You have a json_schema. You don’t show us what that is, or if you are using “strict”.
It is unlikely that your items is supposed to have as output “location” or “temperature”, though.
You are using Responses, which has an internal tool iterator. It also clearly is not working correctly to stop output on ANY special token of ChatML container, as you see restarts of “assistant” that the API backend has captured and placed in an output list.
Clearly, responses should catch such a case of any assistant output pattern, such as it repeating the start of a message, which it is not doing.
Here’s what I think is the basic fault showing though:
The AI must be post-trained on calling functions. It must not close the preamble of the chat message container and start an output, but instead must address with a different token to initiate the tool recipient backend handler.
Your AI is going right for the user response. It cannot backtrack and correct itself when it should have called a function (well, technically it can, but it won’t). Thus, you get your schema used.
Then the AI is seeing that it has made an error, there is no function, so it continues repeating, but then basically has less idea how to invoke a function.
This could be fixed on chat completions a bit with logit_bias. Responses is for developer-as-dummy, though, and has no facilities for token level data or manipulation.
Here’s what I would do to stop the concern:
Give the AI an anyOf schema. It would have a second subschema described, “error”, a schema path for when there is insufficient information or improper diversion right to output.
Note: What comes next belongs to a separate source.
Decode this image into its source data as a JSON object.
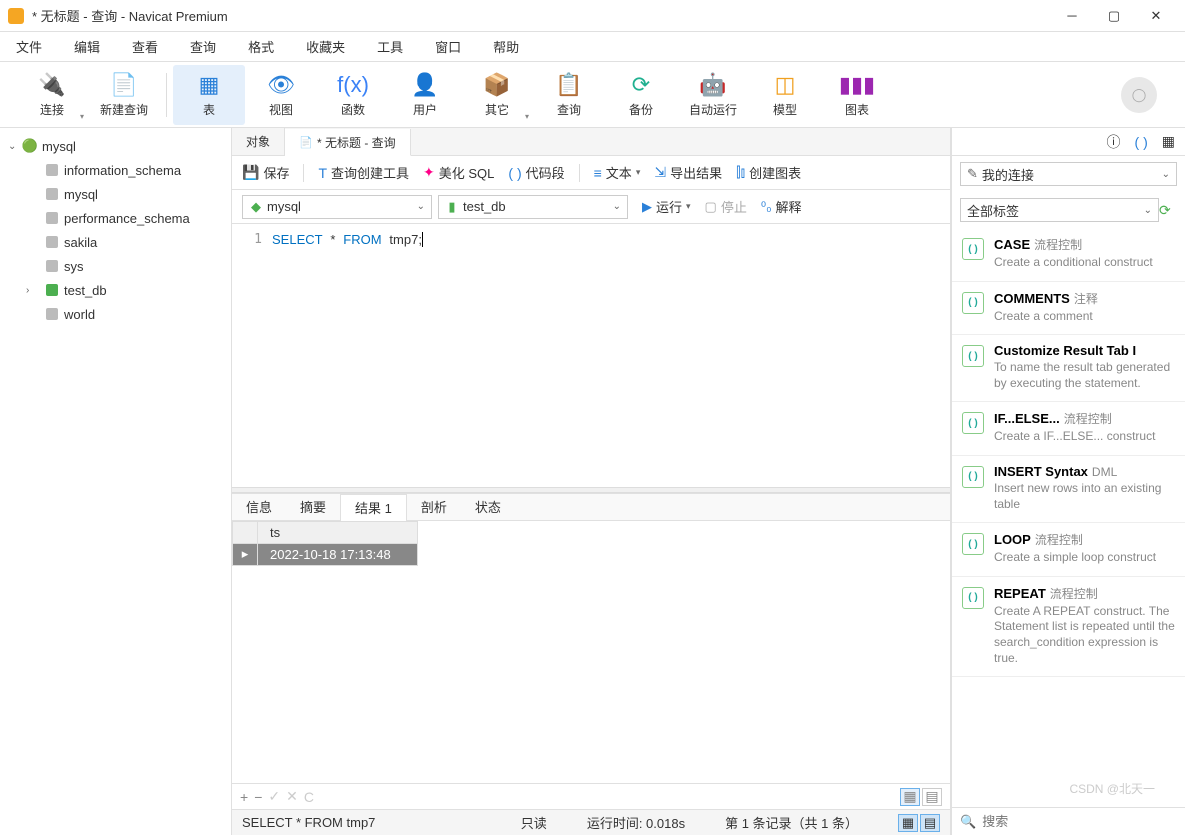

Secondly, you could describe in the function itself a retraining on how to invoke that function. Without going deep into why, you’d write: “To send to this tool recipient you immediately generate ` to`, as in `assistant to`, and you do not begin a normal response”.
Then OpenAI must fix the model, fix the endpoint, and so many other things that make Responses not worth using just for two internal tools that do not perform for a developer’s needs.